Mike Keegan, a regulatory analyst for the National Rural Water Association, says one of the biggest hurdles for water systems to get a share of the federal money will be educating local officials about the opportunity.

“It’s anomalous, the way the federal government is giving out this money. It’s new,” he says. 

“People ask, ‘What do you mean? It’s cash? I don’t have to pay it back? I can use it on certain things and one of those things is water?’” Keegan says. “The answers are all ‘yes,’ but the local government has to get the education and then you have to get the political will or pressure to do it.” 

But the process is new for cities that have their own water utilities, too, notes Carolyn Berndt, the legislative director for sustainability for the National League of Cities. 

“You don’t have to apply to the state,” like in many federally supported loan programs, she says. “Your state is not picking winners and losers. This is a local government’s money. They are the deciders as to what projects they will fund.”

And the range of projects that are eligible, according to the Treasury’s interim guidance, is very broad, she notes. It includes items such as replacing lead pipes, preventing cyberattacks, upgrading stormwater systems, improving conservation and implementing water re-use initiatives.
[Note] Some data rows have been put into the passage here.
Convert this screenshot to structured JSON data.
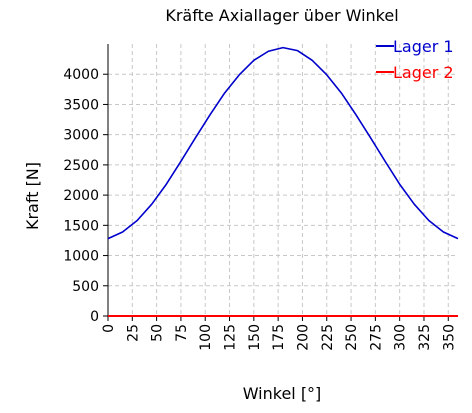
{
  "chart_data": {
    "type": "line",
    "title": "Kräfte Axiallager über Winkel",
    "xlabel": "Winkel [°]",
    "ylabel": "Kraft [N]",
    "xlim": [
      0,
      360
    ],
    "ylim": [
      0,
      4500
    ],
    "xticks": [
      0,
      25,
      50,
      75,
      100,
      125,
      150,
      175,
      200,
      225,
      250,
      275,
      300,
      325,
      350
    ],
    "yticks": [
      0,
      500,
      1000,
      1500,
      2000,
      2500,
      3000,
      3500,
      4000
    ],
    "xtick_labels": [
      "0",
      "25",
      "50",
      "75",
      "100",
      "125",
      "150",
      "175",
      "200",
      "225",
      "250",
      "275",
      "300",
      "325",
      "350"
    ],
    "ytick_labels": [
      "0",
      "500",
      "1000",
      "1500",
      "2000",
      "2500",
      "3000",
      "3500",
      "4000"
    ],
    "grid": true,
    "legend_position": "top-right",
    "series": [
      {
        "name": "Lager 1",
        "color": "#0000cc",
        "x": [
          0,
          15,
          30,
          45,
          60,
          75,
          90,
          105,
          120,
          135,
          150,
          165,
          180,
          195,
          210,
          225,
          240,
          255,
          270,
          285,
          300,
          315,
          330,
          345,
          360
        ],
        "y": [
          1280,
          1390,
          1580,
          1850,
          2180,
          2560,
          2950,
          3330,
          3690,
          3990,
          4230,
          4380,
          4440,
          4390,
          4230,
          3990,
          3690,
          3330,
          2950,
          2560,
          2180,
          1850,
          1580,
          1390,
          1280
        ]
      },
      {
        "name": "Lager 2",
        "color": "#ff0000",
        "x": [
          0,
          360
        ],
        "y": [
          0,
          0
        ]
      }
    ]
  }
}
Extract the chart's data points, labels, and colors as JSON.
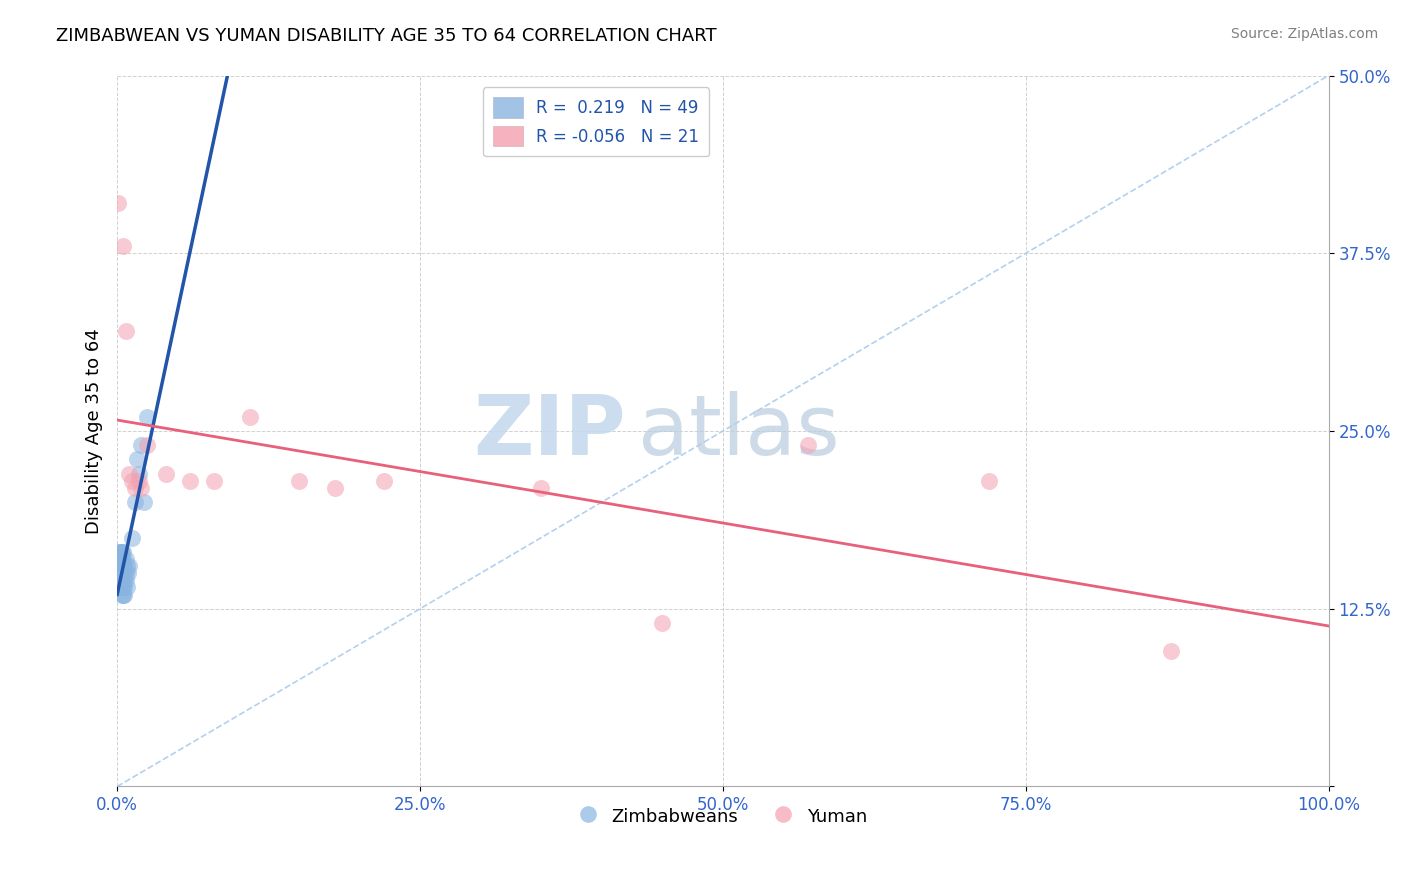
{
  "title": "ZIMBABWEAN VS YUMAN DISABILITY AGE 35 TO 64 CORRELATION CHART",
  "source_text": "Source: ZipAtlas.com",
  "ylabel": "Disability Age 35 to 64",
  "xlim": [
    0,
    1.0
  ],
  "ylim": [
    0,
    0.5
  ],
  "xticks": [
    0.0,
    0.25,
    0.5,
    0.75,
    1.0
  ],
  "xticklabels": [
    "0.0%",
    "25.0%",
    "50.0%",
    "75.0%",
    "100.0%"
  ],
  "yticks": [
    0.0,
    0.125,
    0.25,
    0.375,
    0.5
  ],
  "yticklabels": [
    "",
    "12.5%",
    "25.0%",
    "37.5%",
    "50.0%"
  ],
  "legend_labels": [
    "Zimbabweans",
    "Yuman"
  ],
  "R_blue": 0.219,
  "N_blue": 49,
  "R_pink": -0.056,
  "N_pink": 21,
  "blue_color": "#89B4E0",
  "pink_color": "#F4A0B0",
  "blue_line_color": "#2255AA",
  "pink_line_color": "#E8607A",
  "ref_line_color": "#AACCEE",
  "watermark_color": "#C5D8EE",
  "blue_scatter_x": [
    0.001,
    0.001,
    0.001,
    0.001,
    0.002,
    0.002,
    0.002,
    0.002,
    0.002,
    0.003,
    0.003,
    0.003,
    0.003,
    0.003,
    0.003,
    0.003,
    0.004,
    0.004,
    0.004,
    0.004,
    0.004,
    0.004,
    0.004,
    0.005,
    0.005,
    0.005,
    0.005,
    0.005,
    0.005,
    0.005,
    0.006,
    0.006,
    0.006,
    0.006,
    0.006,
    0.007,
    0.007,
    0.007,
    0.008,
    0.008,
    0.009,
    0.01,
    0.012,
    0.015,
    0.016,
    0.018,
    0.02,
    0.022,
    0.025
  ],
  "blue_scatter_y": [
    0.155,
    0.16,
    0.165,
    0.15,
    0.145,
    0.155,
    0.16,
    0.165,
    0.145,
    0.15,
    0.155,
    0.16,
    0.165,
    0.15,
    0.145,
    0.14,
    0.155,
    0.16,
    0.15,
    0.145,
    0.14,
    0.135,
    0.165,
    0.155,
    0.16,
    0.15,
    0.145,
    0.14,
    0.135,
    0.165,
    0.155,
    0.15,
    0.145,
    0.14,
    0.135,
    0.16,
    0.15,
    0.145,
    0.155,
    0.14,
    0.15,
    0.155,
    0.175,
    0.2,
    0.23,
    0.22,
    0.24,
    0.2,
    0.26
  ],
  "pink_scatter_x": [
    0.001,
    0.005,
    0.007,
    0.01,
    0.012,
    0.015,
    0.018,
    0.02,
    0.025,
    0.04,
    0.06,
    0.08,
    0.11,
    0.15,
    0.18,
    0.22,
    0.35,
    0.45,
    0.57,
    0.72,
    0.87
  ],
  "pink_scatter_y": [
    0.41,
    0.38,
    0.32,
    0.22,
    0.215,
    0.21,
    0.215,
    0.21,
    0.24,
    0.22,
    0.215,
    0.215,
    0.26,
    0.215,
    0.21,
    0.215,
    0.21,
    0.115,
    0.24,
    0.215,
    0.095
  ]
}
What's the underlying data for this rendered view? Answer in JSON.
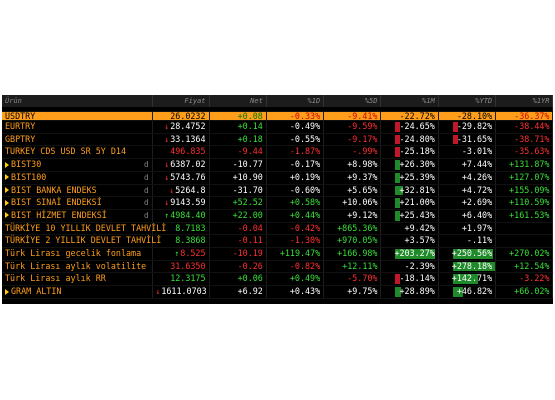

The Treasury guidelines have also been helpful to counties planning water upgrades, adds Eryn Hurley, an associate legislative director for the National Association of Counties. Counties can use the recovery act funds in combination with other sources of revenue to pay for improvements, and they have five years to spend the money, she notes.

Plus, Hurley adds, the Treasury Department clarified that local governments could use the federal funds to hire consultants and contractors who work on administering the grant money. “That is really helpful that that is an eligible expense,” she says, “especially for counties that are less familiar or less experienced with this sort of process.”

Dan C. Vock is a freelance writer specializing in public policy.